Thompson followed up that column with many more about planning, transportation, livability, citizen involvement, and accommodating growth based on his travels, public testimony, and planning actions put before the Planning Commission. He was also hired to write editorials concerning local issues for the Ashland Daily Tidings during a transition period of editors. He became convinced that population growth was ruining the character of Oregon and the whole country along with its environment and that population growth in the whole US needed to end if we were to preserve in Oregon what we professed to want.
Thus, a good place to start in this website is the section titled “GROWTH”. One piece deals with the reality that a new perspective in the US is needed regarding growth.
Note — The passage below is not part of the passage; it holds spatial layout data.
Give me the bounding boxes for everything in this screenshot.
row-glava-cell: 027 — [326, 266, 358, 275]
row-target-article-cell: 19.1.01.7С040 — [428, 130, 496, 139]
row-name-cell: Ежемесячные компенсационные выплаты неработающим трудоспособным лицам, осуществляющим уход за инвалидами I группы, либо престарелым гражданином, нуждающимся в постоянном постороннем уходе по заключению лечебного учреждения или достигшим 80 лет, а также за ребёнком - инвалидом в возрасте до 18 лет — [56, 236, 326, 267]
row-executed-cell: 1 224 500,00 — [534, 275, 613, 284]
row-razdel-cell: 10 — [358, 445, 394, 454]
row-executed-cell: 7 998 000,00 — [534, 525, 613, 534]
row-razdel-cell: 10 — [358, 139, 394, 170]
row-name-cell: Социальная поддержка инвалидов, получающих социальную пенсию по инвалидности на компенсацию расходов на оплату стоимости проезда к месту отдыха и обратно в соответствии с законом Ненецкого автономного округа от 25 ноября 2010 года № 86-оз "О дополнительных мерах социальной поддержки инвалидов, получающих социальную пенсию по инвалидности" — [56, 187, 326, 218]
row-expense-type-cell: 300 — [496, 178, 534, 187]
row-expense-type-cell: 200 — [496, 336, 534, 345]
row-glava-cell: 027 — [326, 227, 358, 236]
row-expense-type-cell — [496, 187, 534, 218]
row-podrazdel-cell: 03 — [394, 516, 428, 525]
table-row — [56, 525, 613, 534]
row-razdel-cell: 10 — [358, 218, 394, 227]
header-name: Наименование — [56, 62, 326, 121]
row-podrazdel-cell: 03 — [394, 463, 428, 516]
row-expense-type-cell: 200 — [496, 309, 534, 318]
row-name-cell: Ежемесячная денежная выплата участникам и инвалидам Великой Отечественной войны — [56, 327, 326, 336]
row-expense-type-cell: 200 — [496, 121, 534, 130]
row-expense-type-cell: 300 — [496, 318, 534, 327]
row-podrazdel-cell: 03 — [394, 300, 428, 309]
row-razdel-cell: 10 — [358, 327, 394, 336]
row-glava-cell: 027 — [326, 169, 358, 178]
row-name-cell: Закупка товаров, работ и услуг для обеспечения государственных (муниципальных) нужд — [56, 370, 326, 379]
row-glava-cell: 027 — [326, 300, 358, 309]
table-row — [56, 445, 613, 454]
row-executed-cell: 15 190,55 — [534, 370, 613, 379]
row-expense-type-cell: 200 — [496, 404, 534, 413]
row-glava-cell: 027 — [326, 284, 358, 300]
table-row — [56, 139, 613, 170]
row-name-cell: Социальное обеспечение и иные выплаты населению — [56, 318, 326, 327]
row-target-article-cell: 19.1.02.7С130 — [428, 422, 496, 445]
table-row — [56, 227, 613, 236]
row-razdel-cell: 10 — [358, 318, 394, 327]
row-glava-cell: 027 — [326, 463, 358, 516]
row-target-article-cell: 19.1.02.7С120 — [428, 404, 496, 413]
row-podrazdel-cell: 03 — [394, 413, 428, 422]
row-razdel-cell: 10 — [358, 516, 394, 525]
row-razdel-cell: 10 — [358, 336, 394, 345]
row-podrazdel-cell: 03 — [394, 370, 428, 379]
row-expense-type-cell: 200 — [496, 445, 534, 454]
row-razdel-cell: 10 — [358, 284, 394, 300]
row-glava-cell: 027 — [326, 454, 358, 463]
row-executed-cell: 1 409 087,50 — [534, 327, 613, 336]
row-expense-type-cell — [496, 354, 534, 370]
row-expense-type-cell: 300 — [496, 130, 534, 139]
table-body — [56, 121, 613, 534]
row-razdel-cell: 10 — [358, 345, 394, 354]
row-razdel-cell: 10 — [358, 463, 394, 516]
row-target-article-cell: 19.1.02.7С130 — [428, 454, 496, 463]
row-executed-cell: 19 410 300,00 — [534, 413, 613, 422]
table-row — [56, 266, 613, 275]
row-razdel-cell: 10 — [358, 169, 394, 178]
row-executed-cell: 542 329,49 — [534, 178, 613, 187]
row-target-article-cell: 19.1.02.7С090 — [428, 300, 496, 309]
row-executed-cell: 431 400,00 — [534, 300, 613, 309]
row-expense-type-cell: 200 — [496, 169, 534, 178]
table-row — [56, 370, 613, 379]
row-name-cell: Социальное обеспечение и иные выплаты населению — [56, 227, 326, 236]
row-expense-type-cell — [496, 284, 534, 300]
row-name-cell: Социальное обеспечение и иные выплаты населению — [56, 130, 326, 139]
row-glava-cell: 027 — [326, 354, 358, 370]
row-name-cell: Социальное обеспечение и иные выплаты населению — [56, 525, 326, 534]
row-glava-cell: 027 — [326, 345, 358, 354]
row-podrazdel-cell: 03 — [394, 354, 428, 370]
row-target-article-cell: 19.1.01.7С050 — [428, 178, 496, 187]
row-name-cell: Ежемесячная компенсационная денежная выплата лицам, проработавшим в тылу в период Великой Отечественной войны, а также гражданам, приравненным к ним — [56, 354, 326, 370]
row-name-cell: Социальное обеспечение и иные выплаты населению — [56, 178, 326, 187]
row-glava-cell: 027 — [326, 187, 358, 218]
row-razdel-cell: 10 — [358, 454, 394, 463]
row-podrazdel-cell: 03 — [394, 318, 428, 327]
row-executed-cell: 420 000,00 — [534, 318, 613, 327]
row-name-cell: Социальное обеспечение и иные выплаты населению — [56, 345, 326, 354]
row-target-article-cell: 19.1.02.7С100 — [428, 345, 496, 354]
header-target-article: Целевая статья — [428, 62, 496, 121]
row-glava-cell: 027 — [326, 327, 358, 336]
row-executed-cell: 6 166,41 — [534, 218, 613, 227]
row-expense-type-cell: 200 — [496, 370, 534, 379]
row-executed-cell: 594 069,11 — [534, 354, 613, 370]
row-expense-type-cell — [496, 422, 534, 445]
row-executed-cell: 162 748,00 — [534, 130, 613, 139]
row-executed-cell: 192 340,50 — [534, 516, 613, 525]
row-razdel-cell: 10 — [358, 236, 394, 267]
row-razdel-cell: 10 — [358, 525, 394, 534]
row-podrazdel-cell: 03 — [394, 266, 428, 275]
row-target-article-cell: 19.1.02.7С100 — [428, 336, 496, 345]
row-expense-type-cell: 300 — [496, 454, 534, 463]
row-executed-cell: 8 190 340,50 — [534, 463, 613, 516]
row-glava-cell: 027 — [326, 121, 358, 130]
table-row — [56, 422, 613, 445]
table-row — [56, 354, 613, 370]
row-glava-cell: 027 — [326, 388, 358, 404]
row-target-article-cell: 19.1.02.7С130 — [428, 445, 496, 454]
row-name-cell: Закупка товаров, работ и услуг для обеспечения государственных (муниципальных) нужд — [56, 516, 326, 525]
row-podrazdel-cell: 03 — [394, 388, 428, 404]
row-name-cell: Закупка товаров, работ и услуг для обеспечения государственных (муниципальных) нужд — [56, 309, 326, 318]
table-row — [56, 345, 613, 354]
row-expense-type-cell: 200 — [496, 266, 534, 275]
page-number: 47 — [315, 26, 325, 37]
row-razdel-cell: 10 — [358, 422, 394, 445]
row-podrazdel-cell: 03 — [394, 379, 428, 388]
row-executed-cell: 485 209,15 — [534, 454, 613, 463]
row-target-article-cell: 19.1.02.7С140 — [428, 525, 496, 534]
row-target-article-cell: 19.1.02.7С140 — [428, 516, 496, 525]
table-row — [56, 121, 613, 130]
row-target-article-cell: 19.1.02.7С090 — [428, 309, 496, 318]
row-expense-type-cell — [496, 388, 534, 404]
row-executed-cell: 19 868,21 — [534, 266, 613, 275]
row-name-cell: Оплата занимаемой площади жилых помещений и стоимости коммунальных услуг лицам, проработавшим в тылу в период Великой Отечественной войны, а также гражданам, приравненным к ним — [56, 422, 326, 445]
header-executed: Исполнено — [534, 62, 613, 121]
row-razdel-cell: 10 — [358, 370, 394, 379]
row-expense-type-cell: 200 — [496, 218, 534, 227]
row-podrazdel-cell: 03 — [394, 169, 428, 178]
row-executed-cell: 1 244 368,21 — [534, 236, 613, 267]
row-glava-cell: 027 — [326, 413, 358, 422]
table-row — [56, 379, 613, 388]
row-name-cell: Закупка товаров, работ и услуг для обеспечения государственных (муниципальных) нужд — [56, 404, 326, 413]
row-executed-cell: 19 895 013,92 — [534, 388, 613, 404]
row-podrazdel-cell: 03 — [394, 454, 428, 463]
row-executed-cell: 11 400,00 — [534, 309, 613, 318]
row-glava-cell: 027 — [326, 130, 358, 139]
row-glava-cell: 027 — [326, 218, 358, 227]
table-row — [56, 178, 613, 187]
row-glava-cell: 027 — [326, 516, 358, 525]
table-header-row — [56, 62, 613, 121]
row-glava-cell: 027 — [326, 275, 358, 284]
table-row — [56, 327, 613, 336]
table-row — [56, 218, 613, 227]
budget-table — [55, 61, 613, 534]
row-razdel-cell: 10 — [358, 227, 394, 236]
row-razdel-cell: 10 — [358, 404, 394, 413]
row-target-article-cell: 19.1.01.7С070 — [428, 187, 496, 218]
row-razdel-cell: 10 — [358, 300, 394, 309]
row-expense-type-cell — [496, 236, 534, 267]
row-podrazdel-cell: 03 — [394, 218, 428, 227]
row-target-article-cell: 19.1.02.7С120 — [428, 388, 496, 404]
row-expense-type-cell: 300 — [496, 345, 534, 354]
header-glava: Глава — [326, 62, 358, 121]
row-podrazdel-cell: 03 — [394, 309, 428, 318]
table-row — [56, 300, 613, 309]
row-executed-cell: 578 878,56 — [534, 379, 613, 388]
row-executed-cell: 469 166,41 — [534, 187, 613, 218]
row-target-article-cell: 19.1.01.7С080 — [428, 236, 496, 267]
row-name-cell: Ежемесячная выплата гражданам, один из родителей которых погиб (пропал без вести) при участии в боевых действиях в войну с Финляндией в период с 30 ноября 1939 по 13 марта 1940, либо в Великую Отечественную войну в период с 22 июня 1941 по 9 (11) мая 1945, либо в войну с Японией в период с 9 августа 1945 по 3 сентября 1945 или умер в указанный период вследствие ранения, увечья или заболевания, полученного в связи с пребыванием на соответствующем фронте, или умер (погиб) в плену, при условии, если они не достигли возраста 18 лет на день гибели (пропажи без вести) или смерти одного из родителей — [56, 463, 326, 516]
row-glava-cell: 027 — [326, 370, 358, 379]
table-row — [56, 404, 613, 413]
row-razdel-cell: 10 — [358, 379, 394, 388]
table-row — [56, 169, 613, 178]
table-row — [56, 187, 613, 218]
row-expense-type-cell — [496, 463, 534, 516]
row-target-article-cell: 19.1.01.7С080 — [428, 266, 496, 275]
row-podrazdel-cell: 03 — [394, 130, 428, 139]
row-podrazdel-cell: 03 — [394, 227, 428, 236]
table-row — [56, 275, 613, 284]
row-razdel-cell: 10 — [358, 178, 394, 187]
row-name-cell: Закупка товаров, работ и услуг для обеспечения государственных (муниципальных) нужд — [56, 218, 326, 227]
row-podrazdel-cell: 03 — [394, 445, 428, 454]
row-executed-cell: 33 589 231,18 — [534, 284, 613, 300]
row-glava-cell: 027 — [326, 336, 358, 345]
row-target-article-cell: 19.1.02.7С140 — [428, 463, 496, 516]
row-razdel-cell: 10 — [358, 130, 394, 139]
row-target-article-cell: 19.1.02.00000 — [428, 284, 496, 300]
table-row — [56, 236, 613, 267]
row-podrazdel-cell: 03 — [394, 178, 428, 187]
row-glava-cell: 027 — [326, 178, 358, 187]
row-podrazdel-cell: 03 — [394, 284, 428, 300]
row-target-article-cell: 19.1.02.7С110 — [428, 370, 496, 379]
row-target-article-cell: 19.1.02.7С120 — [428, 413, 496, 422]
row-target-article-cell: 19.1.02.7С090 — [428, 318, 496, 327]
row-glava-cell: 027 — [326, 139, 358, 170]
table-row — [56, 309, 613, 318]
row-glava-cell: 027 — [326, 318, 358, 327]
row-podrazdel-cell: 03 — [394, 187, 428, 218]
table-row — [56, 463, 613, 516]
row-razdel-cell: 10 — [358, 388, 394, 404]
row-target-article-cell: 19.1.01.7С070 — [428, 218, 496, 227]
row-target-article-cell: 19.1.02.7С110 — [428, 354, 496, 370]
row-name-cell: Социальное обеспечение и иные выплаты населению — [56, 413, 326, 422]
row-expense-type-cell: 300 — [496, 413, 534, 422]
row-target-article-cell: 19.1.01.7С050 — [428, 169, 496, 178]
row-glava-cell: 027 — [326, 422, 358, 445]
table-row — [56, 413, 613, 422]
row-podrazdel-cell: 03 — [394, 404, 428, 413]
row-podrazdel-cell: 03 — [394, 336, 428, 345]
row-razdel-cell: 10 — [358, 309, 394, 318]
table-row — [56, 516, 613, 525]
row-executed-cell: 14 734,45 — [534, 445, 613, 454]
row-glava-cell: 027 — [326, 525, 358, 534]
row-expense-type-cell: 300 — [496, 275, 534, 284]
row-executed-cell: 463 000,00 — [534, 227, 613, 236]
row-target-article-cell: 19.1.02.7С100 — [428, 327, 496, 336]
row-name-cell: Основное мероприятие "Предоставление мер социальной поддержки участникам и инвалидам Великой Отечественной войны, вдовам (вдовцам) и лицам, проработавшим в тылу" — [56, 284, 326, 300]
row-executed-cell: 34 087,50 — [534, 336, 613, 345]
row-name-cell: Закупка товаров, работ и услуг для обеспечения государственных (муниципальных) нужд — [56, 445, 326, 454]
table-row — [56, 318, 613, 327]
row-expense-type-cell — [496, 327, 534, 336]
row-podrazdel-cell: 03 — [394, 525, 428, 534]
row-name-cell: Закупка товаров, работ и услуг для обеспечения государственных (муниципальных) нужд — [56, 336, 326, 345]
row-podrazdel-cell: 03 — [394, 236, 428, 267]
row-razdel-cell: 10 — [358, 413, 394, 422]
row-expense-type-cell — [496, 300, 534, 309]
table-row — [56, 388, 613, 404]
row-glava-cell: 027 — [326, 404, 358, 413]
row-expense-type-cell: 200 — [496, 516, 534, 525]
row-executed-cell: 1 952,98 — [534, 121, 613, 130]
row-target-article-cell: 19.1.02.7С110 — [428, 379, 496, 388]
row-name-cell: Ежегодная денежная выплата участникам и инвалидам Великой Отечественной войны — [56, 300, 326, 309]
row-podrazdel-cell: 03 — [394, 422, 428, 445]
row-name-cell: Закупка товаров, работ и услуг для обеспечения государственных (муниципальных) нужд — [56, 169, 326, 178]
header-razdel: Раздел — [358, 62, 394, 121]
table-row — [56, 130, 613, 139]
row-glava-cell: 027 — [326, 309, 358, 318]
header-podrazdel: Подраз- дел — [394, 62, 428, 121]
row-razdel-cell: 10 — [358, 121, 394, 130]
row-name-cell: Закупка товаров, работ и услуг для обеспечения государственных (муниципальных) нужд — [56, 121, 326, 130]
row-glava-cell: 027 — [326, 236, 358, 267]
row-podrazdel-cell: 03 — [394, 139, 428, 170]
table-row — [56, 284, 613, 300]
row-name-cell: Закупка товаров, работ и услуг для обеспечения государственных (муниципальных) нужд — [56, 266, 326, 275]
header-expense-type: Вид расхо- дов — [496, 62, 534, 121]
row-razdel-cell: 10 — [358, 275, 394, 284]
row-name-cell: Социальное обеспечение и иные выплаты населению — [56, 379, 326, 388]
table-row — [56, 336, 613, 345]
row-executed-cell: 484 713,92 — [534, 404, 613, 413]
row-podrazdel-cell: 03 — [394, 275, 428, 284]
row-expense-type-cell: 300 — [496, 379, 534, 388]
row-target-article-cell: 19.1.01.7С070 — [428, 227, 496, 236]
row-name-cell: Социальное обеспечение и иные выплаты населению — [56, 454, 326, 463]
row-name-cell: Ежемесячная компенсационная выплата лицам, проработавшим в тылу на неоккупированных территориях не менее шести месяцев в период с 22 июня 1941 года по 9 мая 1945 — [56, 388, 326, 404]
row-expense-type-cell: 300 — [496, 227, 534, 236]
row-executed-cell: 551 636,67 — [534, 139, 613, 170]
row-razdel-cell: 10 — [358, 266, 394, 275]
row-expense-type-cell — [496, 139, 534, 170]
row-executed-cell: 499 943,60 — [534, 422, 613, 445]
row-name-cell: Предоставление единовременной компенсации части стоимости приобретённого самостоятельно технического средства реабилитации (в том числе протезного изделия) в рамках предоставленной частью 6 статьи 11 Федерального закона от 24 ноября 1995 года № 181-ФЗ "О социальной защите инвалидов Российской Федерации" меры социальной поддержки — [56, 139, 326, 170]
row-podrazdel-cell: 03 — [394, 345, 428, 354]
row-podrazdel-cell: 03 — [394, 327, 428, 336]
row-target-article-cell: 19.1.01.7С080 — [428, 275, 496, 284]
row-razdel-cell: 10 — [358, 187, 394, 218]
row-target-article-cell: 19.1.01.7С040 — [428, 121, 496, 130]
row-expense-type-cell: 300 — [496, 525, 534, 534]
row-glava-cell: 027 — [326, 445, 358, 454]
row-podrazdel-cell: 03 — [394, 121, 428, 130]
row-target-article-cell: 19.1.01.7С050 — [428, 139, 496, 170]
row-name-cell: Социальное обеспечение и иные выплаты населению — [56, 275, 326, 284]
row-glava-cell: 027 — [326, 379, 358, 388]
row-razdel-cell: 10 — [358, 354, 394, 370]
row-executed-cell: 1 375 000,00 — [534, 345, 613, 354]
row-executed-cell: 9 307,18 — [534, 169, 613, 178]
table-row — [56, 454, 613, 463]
Another lists questions about growth that would cause squirming in Congressional representatives if asked.
Thompson realized that the least resource wasting and environmentally damaging way to accommodate growth was to not annex land but to increase densities or to use land more efficiently with what are called “infill” strategies. Once on the Ashland City Council in 1995 Thompson successfully continued that campaign for Ashland.
Finally after many years of involvement including the presidency of three land use organizations Thompson decided to form a website that dealt with growth issues anywhere called “Alternatives to Growth” featuring both how to accommodate growth through infill not geographic expansion while pointing out the cumulative adverse environmental and social effects of population growth in Oregon and in the US as a whole.
Some of Thompson’s columns and editorials are included in this website along with (often futile) communications to some decision makers or leaders regarding the adverse effects of growth and what national visioning is needed to maintain in communities and states what most people would profess to want.
Note: The name “Alternatives to Growth” is from an organization founded by Andy Kerr around 1999 after he headed the Oregon Natural Resources Council through the 1980’s and 1990’s. One of his columns where he tried to convey the undesirability of never ending U.S. population growth was called “Population is THE Growth Problem”. With global warming there is no case for population growth in the heaviest consuming nation on the planet, but those who we send to Washington DC still fail to act on that reality. A pity isn’t it?